New miracle drugs might ‘cure’ lung cancer

Doctors are hailing a breakthrough in cancer treatment after new drugs have been found to clear tumors in cases of advanced lung cancer.

One of the most deadly cancers, lung cancer has a low survival rate since it often spreads to other organs by the time it’s discovered, meaning that within a few months sufferers are usually dead.

But recently trialed drugs have shown extraordinary results clearing tumors in people in advanced stages of the disease.

A quarter of 129 patients with advanced lung cancer have survived at least two years after being treated with new drugs, called nivolumab, according to the Daily Mail.

Nivolumab is one of a new generation of cancer drugs known as anti-PD1s and anti-PDL1s.

In most cases tumors cloak themselves in a way that the body’s immune system is tricked into thinking that they pose no threat.

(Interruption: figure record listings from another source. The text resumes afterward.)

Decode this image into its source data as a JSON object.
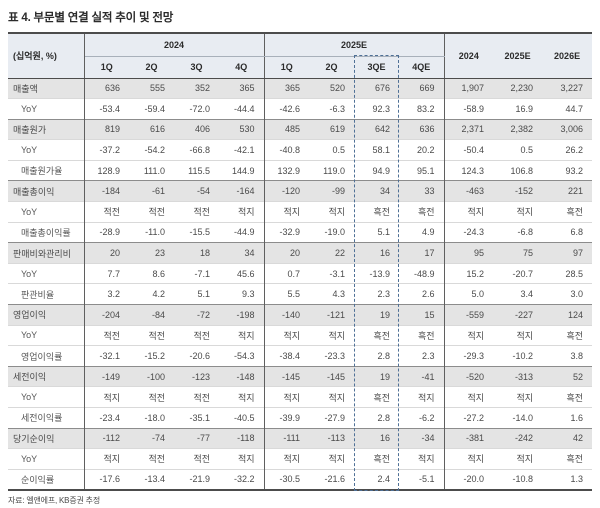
{
  "title": "표 4. 부문별 연결 실적 추이 및 전망",
  "unit_label": "(십억원, %)",
  "header": {
    "groups": [
      {
        "label": "2024",
        "span": 4
      },
      {
        "label": "2025E",
        "span": 4
      }
    ],
    "quarter_cols": [
      "1Q",
      "2Q",
      "3Q",
      "4Q",
      "1Q",
      "2Q",
      "3QE",
      "4QE"
    ],
    "annual_cols": [
      "2024",
      "2025E",
      "2026E"
    ],
    "highlighted_quarter": "3QE"
  },
  "rows": [
    {
      "label": "매출액",
      "type": "main",
      "values": [
        "636",
        "555",
        "352",
        "365",
        "365",
        "520",
        "676",
        "669",
        "1,907",
        "2,230",
        "3,227"
      ]
    },
    {
      "label": "YoY",
      "type": "sub",
      "values": [
        "-53.4",
        "-59.4",
        "-72.0",
        "-44.4",
        "-42.6",
        "-6.3",
        "92.3",
        "83.2",
        "-58.9",
        "16.9",
        "44.7"
      ]
    },
    {
      "label": "매출원가",
      "type": "main",
      "values": [
        "819",
        "616",
        "406",
        "530",
        "485",
        "619",
        "642",
        "636",
        "2,371",
        "2,382",
        "3,006"
      ]
    },
    {
      "label": "YoY",
      "type": "sub",
      "values": [
        "-37.2",
        "-54.2",
        "-66.8",
        "-42.1",
        "-40.8",
        "0.5",
        "58.1",
        "20.2",
        "-50.4",
        "0.5",
        "26.2"
      ]
    },
    {
      "label": "매출원가율",
      "type": "sub",
      "values": [
        "128.9",
        "111.0",
        "115.5",
        "144.9",
        "132.9",
        "119.0",
        "94.9",
        "95.1",
        "124.3",
        "106.8",
        "93.2"
      ]
    },
    {
      "label": "매출총이익",
      "type": "main",
      "values": [
        "-184",
        "-61",
        "-54",
        "-164",
        "-120",
        "-99",
        "34",
        "33",
        "-463",
        "-152",
        "221"
      ]
    },
    {
      "label": "YoY",
      "type": "sub",
      "values": [
        "적전",
        "적전",
        "적전",
        "적지",
        "적지",
        "적지",
        "흑전",
        "흑전",
        "적지",
        "적지",
        "흑전"
      ]
    },
    {
      "label": "매출총이익률",
      "type": "sub",
      "values": [
        "-28.9",
        "-11.0",
        "-15.5",
        "-44.9",
        "-32.9",
        "-19.0",
        "5.1",
        "4.9",
        "-24.3",
        "-6.8",
        "6.8"
      ]
    },
    {
      "label": "판매비와관리비",
      "type": "main",
      "values": [
        "20",
        "23",
        "18",
        "34",
        "20",
        "22",
        "16",
        "17",
        "95",
        "75",
        "97"
      ]
    },
    {
      "label": "YoY",
      "type": "sub",
      "values": [
        "7.7",
        "8.6",
        "-7.1",
        "45.6",
        "0.7",
        "-3.1",
        "-13.9",
        "-48.9",
        "15.2",
        "-20.7",
        "28.5"
      ]
    },
    {
      "label": "판관비율",
      "type": "sub",
      "values": [
        "3.2",
        "4.2",
        "5.1",
        "9.3",
        "5.5",
        "4.3",
        "2.3",
        "2.6",
        "5.0",
        "3.4",
        "3.0"
      ]
    },
    {
      "label": "영업이익",
      "type": "main",
      "values": [
        "-204",
        "-84",
        "-72",
        "-198",
        "-140",
        "-121",
        "19",
        "15",
        "-559",
        "-227",
        "124"
      ]
    },
    {
      "label": "YoY",
      "type": "sub",
      "values": [
        "적전",
        "적전",
        "적전",
        "적지",
        "적지",
        "적지",
        "흑전",
        "흑전",
        "적지",
        "적지",
        "흑전"
      ]
    },
    {
      "label": "영업이익률",
      "type": "sub",
      "values": [
        "-32.1",
        "-15.2",
        "-20.6",
        "-54.3",
        "-38.4",
        "-23.3",
        "2.8",
        "2.3",
        "-29.3",
        "-10.2",
        "3.8"
      ]
    },
    {
      "label": "세전이익",
      "type": "main",
      "values": [
        "-149",
        "-100",
        "-123",
        "-148",
        "-145",
        "-145",
        "19",
        "-41",
        "-520",
        "-313",
        "52"
      ]
    },
    {
      "label": "YoY",
      "type": "sub",
      "values": [
        "적지",
        "적전",
        "적전",
        "적지",
        "적지",
        "적지",
        "흑전",
        "적지",
        "적지",
        "적지",
        "흑전"
      ]
    },
    {
      "label": "세전이익률",
      "type": "sub",
      "values": [
        "-23.4",
        "-18.0",
        "-35.1",
        "-40.5",
        "-39.9",
        "-27.9",
        "2.8",
        "-6.2",
        "-27.2",
        "-14.0",
        "1.6"
      ]
    },
    {
      "label": "당기순이익",
      "type": "main",
      "values": [
        "-112",
        "-74",
        "-77",
        "-118",
        "-111",
        "-113",
        "16",
        "-34",
        "-381",
        "-242",
        "42"
      ]
    },
    {
      "label": "YoY",
      "type": "sub",
      "values": [
        "적지",
        "적전",
        "적전",
        "적지",
        "적지",
        "적지",
        "흑전",
        "적지",
        "적지",
        "적지",
        "흑전"
      ]
    },
    {
      "label": "순이익률",
      "type": "sub",
      "values": [
        "-17.6",
        "-13.4",
        "-21.9",
        "-32.2",
        "-30.5",
        "-21.6",
        "2.4",
        "-5.1",
        "-20.0",
        "-10.8",
        "1.3"
      ]
    }
  ],
  "footer": "자료: 엘앤에프, KB증권 추정",
  "colors": {
    "header_bg": "#e8ecf2",
    "main_row_bg": "#e4e4e4",
    "sub_row_bg": "#ffffff",
    "highlight_border": "#4f7096",
    "border_dark": "#4c4c4c",
    "border_section": "#8c8c8c",
    "border_light": "#d9d9d9",
    "text_primary": "#2b2b2b",
    "text_value": "#4a4a4a"
  }
}
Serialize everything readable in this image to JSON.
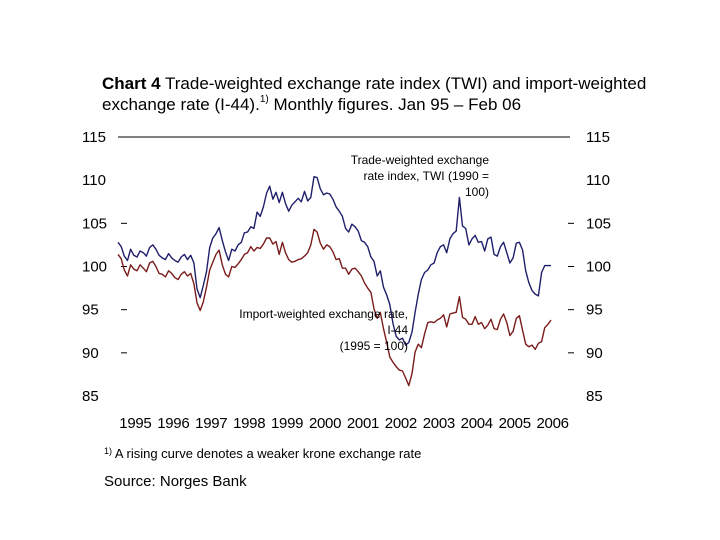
{
  "title": {
    "prefix": "Chart 4",
    "text": "Trade-weighted exchange rate index (TWI) and import-weighted exchange rate (I-44).",
    "note_ref": "1)",
    "suffix": "Monthly figures. Jan 95 – Feb 06"
  },
  "footnote": {
    "marker": "1)",
    "text": "A rising curve denotes a weaker krone exchange rate"
  },
  "source": "Source: Norges Bank",
  "chart_data": {
    "type": "line",
    "x_start": "1995-01",
    "x_frequency": "monthly",
    "x_tick_labels": [
      "1995",
      "1996",
      "1997",
      "1998",
      "1999",
      "2000",
      "2001",
      "2002",
      "2003",
      "2004",
      "2005",
      "2006"
    ],
    "ylim": [
      85,
      115
    ],
    "y_ticks_left": [
      "115",
      "110",
      "105",
      "100",
      "95",
      "90",
      "85"
    ],
    "y_ticks_right": [
      "115",
      "110",
      "105",
      "100",
      "95",
      "90",
      "85"
    ],
    "grid": false,
    "series": [
      {
        "name": "Trade-weighted exchange rate index, TWI (1990 = 100)",
        "color": "#1f1f6b",
        "values": [
          102.8,
          102.3,
          101.2,
          100.7,
          102.0,
          101.3,
          101.1,
          101.8,
          101.6,
          101.2,
          102.2,
          102.5,
          102.0,
          101.3,
          101.0,
          100.8,
          101.5,
          101.0,
          100.7,
          100.5,
          101.1,
          101.4,
          100.8,
          101.3,
          100.4,
          97.4,
          96.4,
          97.8,
          99.4,
          102.2,
          103.3,
          103.8,
          104.5,
          103.0,
          101.7,
          100.7,
          102.0,
          101.8,
          102.5,
          102.8,
          103.9,
          104.0,
          104.6,
          104.4,
          106.3,
          105.8,
          106.9,
          108.5,
          109.3,
          107.8,
          108.6,
          107.4,
          108.6,
          107.3,
          106.4,
          107.1,
          107.5,
          107.9,
          107.5,
          108.7,
          107.6,
          108.0,
          110.4,
          110.3,
          109.0,
          108.3,
          108.5,
          108.4,
          107.8,
          106.9,
          106.4,
          105.8,
          104.4,
          104.0,
          104.9,
          104.6,
          104.1,
          103.0,
          102.8,
          102.3,
          101.1,
          100.6,
          98.9,
          99.5,
          97.6,
          96.7,
          95.6,
          93.4,
          91.9,
          91.5,
          91.7,
          90.9,
          91.2,
          92.4,
          94.7,
          96.8,
          98.5,
          99.3,
          99.6,
          100.2,
          100.4,
          101.6,
          102.3,
          102.5,
          101.6,
          103.2,
          103.8,
          104.1,
          108.0,
          104.7,
          104.4,
          102.5,
          103.2,
          103.6,
          102.8,
          102.9,
          101.8,
          103.2,
          103.4,
          101.4,
          101.2,
          102.3,
          102.8,
          101.6,
          100.4,
          101.0,
          102.7,
          102.8,
          101.9,
          99.5,
          98.1,
          97.2,
          96.8,
          96.6,
          99.3,
          100.1,
          100.1,
          100.1
        ]
      },
      {
        "name": "Import-weighted exchange rate, I-44 (1995 = 100)",
        "color": "#7a1c1c",
        "values": [
          101.4,
          100.9,
          99.6,
          98.9,
          100.2,
          99.7,
          99.5,
          100.2,
          99.8,
          99.4,
          100.4,
          100.6,
          100.0,
          99.2,
          99.1,
          98.8,
          99.5,
          99.2,
          98.7,
          98.5,
          99.1,
          99.4,
          98.9,
          99.2,
          98.0,
          95.8,
          94.9,
          95.9,
          97.6,
          99.6,
          100.5,
          101.4,
          101.9,
          100.2,
          99.1,
          98.8,
          100.0,
          99.9,
          100.3,
          100.8,
          101.4,
          101.6,
          102.3,
          101.8,
          102.2,
          102.1,
          102.6,
          103.3,
          103.3,
          102.6,
          102.9,
          101.4,
          102.8,
          101.6,
          100.8,
          100.5,
          100.6,
          100.8,
          100.9,
          101.2,
          101.6,
          102.5,
          104.3,
          104.0,
          102.7,
          102.0,
          102.5,
          102.3,
          101.7,
          100.8,
          100.9,
          99.8,
          99.8,
          99.1,
          99.7,
          99.8,
          99.4,
          98.9,
          98.1,
          97.5,
          97.0,
          95.1,
          94.0,
          94.7,
          92.8,
          91.2,
          89.5,
          88.9,
          88.4,
          88.0,
          87.9,
          87.1,
          86.2,
          87.6,
          90.1,
          91.0,
          90.6,
          92.2,
          93.5,
          93.6,
          93.5,
          93.8,
          94.0,
          94.4,
          93.0,
          94.5,
          94.6,
          94.7,
          96.5,
          94.1,
          93.9,
          93.3,
          93.3,
          94.2,
          93.3,
          93.5,
          92.8,
          93.2,
          93.9,
          92.8,
          92.7,
          93.9,
          94.5,
          93.5,
          92.0,
          92.5,
          94.0,
          94.3,
          92.6,
          91.0,
          90.7,
          90.9,
          90.4,
          91.1,
          91.3,
          92.9,
          93.3,
          93.8
        ]
      }
    ],
    "annotations": [
      {
        "lines": [
          "Trade-weighted exchange",
          "rate index, TWI (1990 =",
          "100)"
        ],
        "series": "TWI"
      },
      {
        "lines": [
          "Import-weighted exchange rate,",
          "I-44",
          "(1995 = 100)"
        ],
        "series": "I-44"
      }
    ]
  }
}
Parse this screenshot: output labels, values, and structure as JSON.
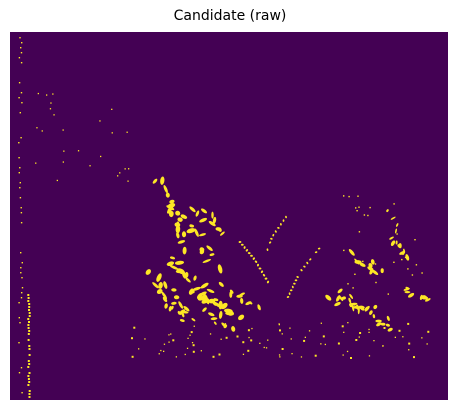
{
  "title": "Candidate (raw)",
  "colors": {
    "background": "#440154",
    "foreground": "#fde725"
  },
  "image": {
    "kind": "binary-mask",
    "subject": "plant-leaves-and-stems"
  }
}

The anti-PD1s and anti-PDL1s drugs work by helping the body’s immune system recognize the tumor as an enemy.

They have also been used to successfully treat skin cancer.

“You would expect patients in that group to survive a few months, if you’re lucky. So to get 24 per cent living two years is extraordinary,” Dr. Mick Peake of Glenfield Hospital in Leicester, England told the paper.

Peake said he saw one man whose lung cancer had spread to his liver, brain, bones and adrenal glands. Yet after a course of treatment with the new drugs there was no more evidence of the disease, he said.